Fitch lowers India’s FY20 growth forecast again | 2019-06-19 | daily-sun.com

Fitch lowers India’s FY20 growth forecast again

18th June, 2019 09:25:51 printer

NEW DELHI: Fitch on Monday cut India's growth forecast for the current fiscal for a second time in a row to 6.6 per cent as the manufacturing and agriculture sectors showed signs of slowing down over the past year.

The global rating agency had earlier in March lowered the growth estimate for 2019-20 to 6.8 per cent, from 7 per cent projected earlier, on weak momentum of the economy, report agencies.

The cut in growth forecast comes ahead of the presentation of the Union Budget on July 5. Indian economy grew at its slowest pace in five years at 6.8 per cent in 2018-19.

In the January-March quarter, the growth slumped to a five-year low of 5.8 per cent. Following this India lost the fastest growing economy tag to China, which grew at 6.4 per cent in the same quarter.

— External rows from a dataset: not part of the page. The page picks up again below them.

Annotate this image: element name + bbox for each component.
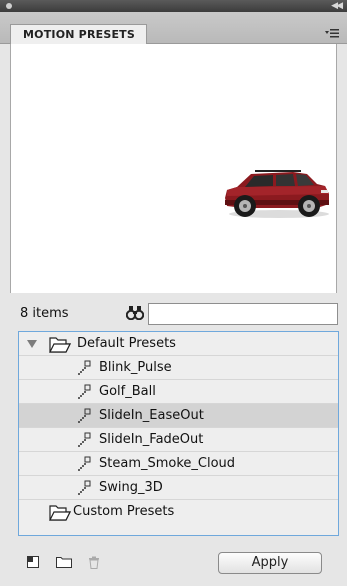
motion-preset-icon [78, 360, 91, 375]
folder-open-icon [49, 505, 71, 521]
collapse-icon[interactable]: ◀◀ [331, 0, 343, 12]
tree-folder-custom-presets[interactable]: Custom Presets [19, 500, 338, 524]
preset-label: SlideIn_EaseOut [99, 408, 204, 423]
tree-folder-default-presets[interactable]: Default Presets [19, 332, 338, 356]
preset-label: Steam_Smoke_Cloud [99, 456, 236, 471]
panel-close-icon[interactable] [6, 3, 12, 9]
preset-label: SlideIn_FadeOut [99, 432, 204, 447]
preset-label: Swing_3D [99, 480, 163, 495]
new-preset-icon[interactable] [27, 556, 39, 568]
panel-titlebar: ◀◀ [0, 0, 347, 12]
tab-strip: MOTION PRESETS [0, 12, 347, 44]
motion-preset-icon [78, 408, 91, 423]
tree-item-golf-ball[interactable]: Golf_Ball [19, 380, 338, 404]
expanded-triangle-icon[interactable] [27, 340, 37, 348]
search-input[interactable] [148, 303, 338, 325]
tree-item-steam-smoke-cloud[interactable]: Steam_Smoke_Cloud [19, 452, 338, 476]
motion-preset-icon [78, 456, 91, 471]
new-folder-icon[interactable] [56, 556, 72, 568]
apply-button[interactable]: Apply [218, 552, 322, 574]
tree-item-swing-3d[interactable]: Swing_3D [19, 476, 338, 500]
folder-label: Default Presets [77, 336, 176, 351]
tree-item-blink-pulse[interactable]: Blink_Pulse [19, 356, 338, 380]
item-count: 8 items [20, 306, 69, 321]
folder-label: Custom Presets [73, 504, 175, 519]
folder-open-icon [49, 337, 71, 353]
motion-preset-icon [78, 384, 91, 399]
car-preview-image [225, 170, 329, 218]
motion-presets-panel: ◀◀ MOTION PRESETS 8 items Default Preset… [0, 0, 347, 586]
preset-label: Blink_Pulse [99, 360, 172, 375]
binoculars-icon [126, 306, 144, 320]
presets-tree: Default Presets Blink_Pulse Golf_Ball Sl… [18, 331, 339, 536]
preset-preview [10, 44, 337, 293]
motion-preset-icon [78, 480, 91, 495]
delete-icon[interactable] [88, 556, 100, 569]
motion-preset-icon [78, 432, 91, 447]
tab-motion-presets[interactable]: MOTION PRESETS [10, 24, 147, 44]
tree-item-slidein-fadeout[interactable]: SlideIn_FadeOut [19, 428, 338, 452]
panel-menu-icon[interactable] [325, 27, 339, 39]
tree-item-slidein-easeout[interactable]: SlideIn_EaseOut [19, 404, 338, 428]
preset-label: Golf_Ball [99, 384, 156, 399]
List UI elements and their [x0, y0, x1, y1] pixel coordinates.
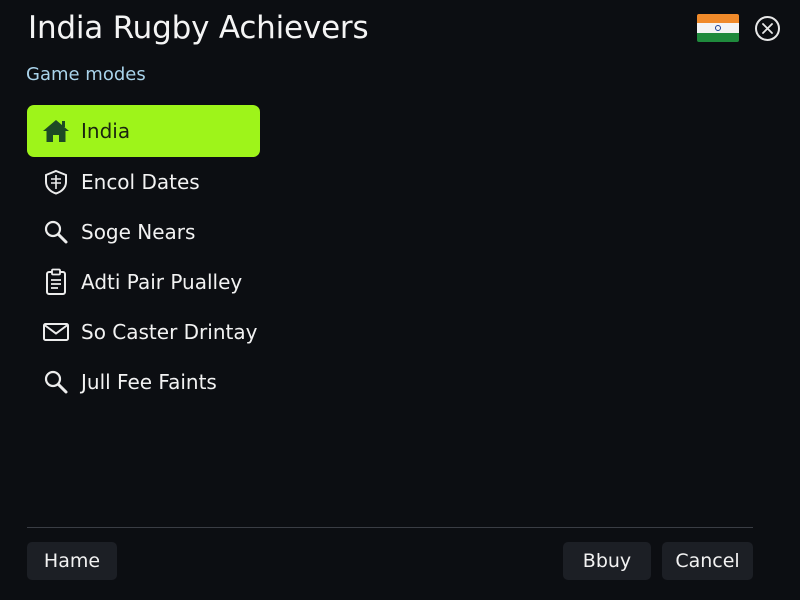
- menu-item-india[interactable]: India: [27, 105, 260, 157]
- mail-icon: [41, 317, 71, 347]
- menu-item-label: So Caster Drintay: [81, 320, 258, 344]
- window-title: India Rugby Achievers: [28, 10, 369, 46]
- menu-item-so-caster-drintay[interactable]: So Caster Drintay: [27, 307, 260, 357]
- menu-item-soge-nears[interactable]: Soge Nears: [27, 207, 260, 257]
- game-mode-menu: India Encol Dates Soge Nears Adti Pair P…: [27, 105, 260, 407]
- footer-divider: [27, 527, 753, 528]
- menu-item-label: Adti Pair Pualley: [81, 270, 243, 294]
- buy-button[interactable]: Bbuy: [563, 542, 651, 580]
- home-button[interactable]: Hame: [27, 542, 117, 580]
- menu-item-encol-dates[interactable]: Encol Dates: [27, 157, 260, 207]
- close-icon: [762, 23, 773, 34]
- menu-item-label: Encol Dates: [81, 170, 200, 194]
- home-icon: [41, 116, 71, 146]
- search-icon: [41, 367, 71, 397]
- cancel-button[interactable]: Cancel: [662, 542, 753, 580]
- menu-item-label: India: [81, 119, 131, 143]
- dialog-window: India Rugby Achievers Game modes India E…: [0, 0, 800, 600]
- menu-item-adti-pair-pualley[interactable]: Adti Pair Pualley: [27, 257, 260, 307]
- shield-icon: [41, 167, 71, 197]
- menu-item-label: Jull Fee Faints: [81, 370, 217, 394]
- menu-item-jull-fee-faints[interactable]: Jull Fee Faints: [27, 357, 260, 407]
- india-flag-icon: [697, 14, 739, 42]
- clipboard-icon: [41, 267, 71, 297]
- menu-item-label: Soge Nears: [81, 220, 196, 244]
- section-label: Game modes: [26, 64, 146, 85]
- search-icon: [41, 217, 71, 247]
- close-button[interactable]: [755, 16, 780, 41]
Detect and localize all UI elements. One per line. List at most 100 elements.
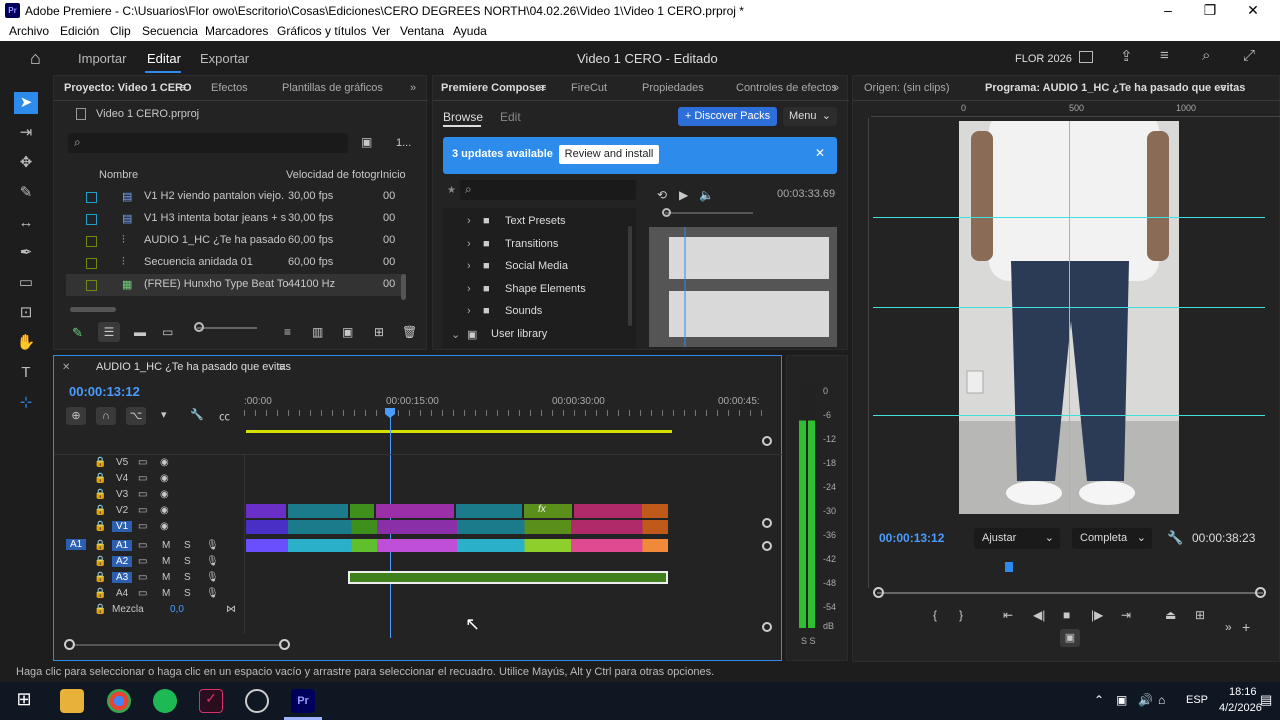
step-forward-icon[interactable]: |▶ [1091,608,1103,622]
zoom-left-handle[interactable] [64,639,75,650]
program-timecode[interactable]: 00:00:13:12 [879,531,944,545]
preview-scrubber[interactable] [665,212,753,214]
mute-button[interactable]: M [162,588,170,599]
v-scroll-bottom[interactable] [762,518,772,528]
text-icon[interactable]: T [14,362,38,384]
column-name[interactable]: Nombre [99,169,138,181]
menu-edicion[interactable]: Edición [60,24,99,38]
home-icon[interactable]: ⌂ [30,48,41,69]
tab-firecut[interactable]: FireCut [571,82,607,94]
menu-marcadores[interactable]: Marcadores [205,24,268,38]
more-buttons-icon[interactable]: » [1225,620,1232,634]
restore-icon[interactable]: ❐ [1200,2,1220,20]
lock-icon[interactable]: 🔒 [94,457,106,468]
lock-icon[interactable]: 🔒 [94,540,106,551]
lock-icon[interactable]: 🔒 [94,505,106,516]
composer-tab-menu-icon[interactable]: ≡ [540,82,546,94]
selection-tool-icon[interactable]: ➤ [14,92,38,114]
sync-lock-icon[interactable]: ▭ [138,457,147,468]
menu-lines-icon[interactable]: ≡ [1160,47,1169,64]
chevron-up-icon[interactable]: ⌃ [1094,693,1104,707]
tray-app-icon[interactable]: ▣ [1116,693,1127,707]
solo-button[interactable]: S [184,540,191,551]
close-sequence-icon[interactable]: ✕ [62,362,70,373]
volume-icon[interactable]: 🔈 [699,188,714,202]
track-header-v2[interactable]: 🔒 V2 ▭ ◉ [94,503,264,519]
eye-icon[interactable]: ◉ [160,457,169,468]
eye-icon[interactable]: ◉ [160,473,169,484]
volume-icon[interactable]: 🔊 [1138,693,1153,707]
zoom-slider-handle[interactable] [194,322,204,332]
horizontal-scrollbar[interactable] [70,307,116,312]
lock-icon[interactable]: 🔒 [94,473,106,484]
list-scrollbar[interactable] [401,274,406,300]
extract-icon[interactable]: ⊞ [1195,608,1205,622]
project-tab-menu-icon[interactable]: ≡ [180,82,186,94]
go-to-out-icon[interactable]: ⇥ [1121,608,1131,622]
column-start[interactable]: Inicio [380,169,406,181]
solo-button[interactable]: S [184,588,191,599]
rectangle-icon[interactable]: ▭ [14,272,38,294]
nest-toggle-icon[interactable]: ⊕ [66,407,86,425]
mute-button[interactable]: M [162,572,170,583]
tab-program-monitor[interactable]: Programa: AUDIO 1_HC ¿Te ha pasado que e… [985,82,1245,94]
timeline-settings-icon[interactable]: 🔧 [190,408,204,421]
sync-lock-icon[interactable]: ▭ [138,473,147,484]
clock-time[interactable]: 18:16 [1229,686,1257,698]
timeline-timecode[interactable]: 00:00:13:12 [69,384,140,399]
track-header-a2[interactable]: 🔒 A2 ▭ M S 🎙 [94,554,264,570]
sync-lock-icon[interactable]: ▭ [138,588,147,599]
tab-effect-controls[interactable]: Controles de efectos [736,82,837,94]
track-header-a3[interactable]: 🔒 A3 ▭ M S 🎙 [94,570,264,586]
menu-secuencia[interactable]: Secuencia [142,24,198,38]
close-icon[interactable]: ✕ [1243,2,1263,20]
solo-button[interactable]: S [184,556,191,567]
export-frame-icon[interactable]: ▣ [1060,629,1080,647]
track-header-v3[interactable]: 🔒 V3 ▭ ◉ [94,487,264,503]
lock-icon[interactable]: 🔒 [94,556,106,567]
track-header-v5[interactable]: 🔒 V5 ▭ ◉ [94,455,264,471]
video-clip-v1[interactable] [246,520,668,534]
wrench-icon[interactable]: 🔧 [1167,530,1183,546]
network-icon[interactable]: ⌂ [1158,693,1165,707]
track-header-a4[interactable]: 🔒 A4 ▭ M S 🎙 [94,586,264,602]
audio-clip-a3[interactable] [348,571,668,584]
composer-menu-button[interactable]: Menu ⌄ [783,107,837,126]
new-bin-icon[interactable]: ▣ [361,135,372,149]
sync-lock-icon[interactable]: ▭ [138,572,147,583]
tab-effects[interactable]: Efectos [211,82,248,94]
sync-lock-icon[interactable]: ▭ [138,505,147,516]
sort-icon[interactable]: ≡ [284,325,291,339]
razor-icon[interactable]: ✎ [14,182,38,204]
search-icon[interactable]: ⌕ [1202,47,1210,64]
pen-icon[interactable]: ✒ [14,242,38,264]
favorite-star-icon[interactable]: ★ [447,185,456,196]
track-header-v4[interactable]: 🔒 V4 ▭ ◉ [94,471,264,487]
obs-icon[interactable] [245,689,269,713]
freeform-view-icon[interactable]: ▭ [162,325,173,339]
solo-button[interactable]: S [184,572,191,583]
pencil-icon[interactable]: ✎ [72,325,83,341]
stamp-icon[interactable]: ⊡ [14,302,38,324]
playhead-marker[interactable] [1005,562,1013,572]
sequence-menu-icon[interactable]: ≡ [279,361,285,373]
eye-icon[interactable]: ◉ [160,521,169,532]
scrub-end-handle[interactable] [1255,587,1266,598]
premiere-taskbar-icon[interactable]: Pr [291,689,315,713]
eye-icon[interactable]: ◉ [160,505,169,516]
scrubber-handle[interactable] [662,208,671,217]
list-item[interactable]: ⫶ AUDIO 1_HC ¿Te ha pasado 60,00 fps 00 [66,230,406,252]
new-item-icon[interactable]: ⊞ [374,325,384,339]
video-clip[interactable] [642,504,668,518]
tab-graphics-templates[interactable]: Plantillas de gráficos [282,82,383,94]
lock-icon[interactable]: 🔒 [94,572,106,583]
sync-lock-icon[interactable]: ▭ [138,521,147,532]
video-clip[interactable] [350,504,374,518]
lock-icon[interactable]: 🔒 [94,588,106,599]
caption-icon[interactable]: ⊹ [14,392,38,414]
track-header-v1[interactable]: 🔒 V1 ▭ ◉ [94,519,264,535]
loop-icon[interactable]: ⟲ [657,188,667,202]
notification-icon[interactable]: ▤ [1260,692,1272,708]
track-header-a1[interactable]: 🔒 A1 ▭ M S 🎙 [94,538,264,554]
review-install-button[interactable]: Review and install [559,145,659,164]
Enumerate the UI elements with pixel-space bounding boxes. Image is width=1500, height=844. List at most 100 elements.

"We see growth for FY2019-2020 printing at 6.6 per cent, before stepping up to 7.1 per cent in FY 2020-2021 and 7.0 per cent in FY 2021-2022," Fitch Ratings said in its latest Global Economic Outlook.

RBI has projected a growth rate of 7 per cent for the current fiscal. India's GDP growth declined for the fourth consecutive quarter in January-March, with the economy expanding by 5.8 per cent, down from a cyclical high of 8.1 per cent in the March quarter of 2018.

"This is the lowest growth outturn in five years. The slowdown over the past year has been driven by steadily cooling activity in the manufacturing sector and, to a lesser extent, agriculture. Weaker momentum has been mainly domestically driven, though export growth has also faltered more recently," Fitch said.

It said the Reserve Bank has cut interest rates by 0.25 per cent in its June meeting - the third cut so far this year- in the face of weak growth momentum and contained inflation.

"We expect another 25 basis point cut later in 2019, which will push the policy repo rate down to 5.50 per cent. Monetary and regulatory easing from the RBI, along with a recovery in portfolio inflows, should support a recovery in credit to the private sector and reverse the drag from the negative credit impulse," Fitch added.

It said lower lending by non-bank financial companies has weighed on growth in infrastructure and consumption, even though banks have partially compensated by ramping up their lending to the private sector.

"Monetary and regulatory easing from the RBI, along with a recovery in portfolio inflows, should support a recovery in credit to the private sector and reverse the drag from the negative credit impulse," Fitch said.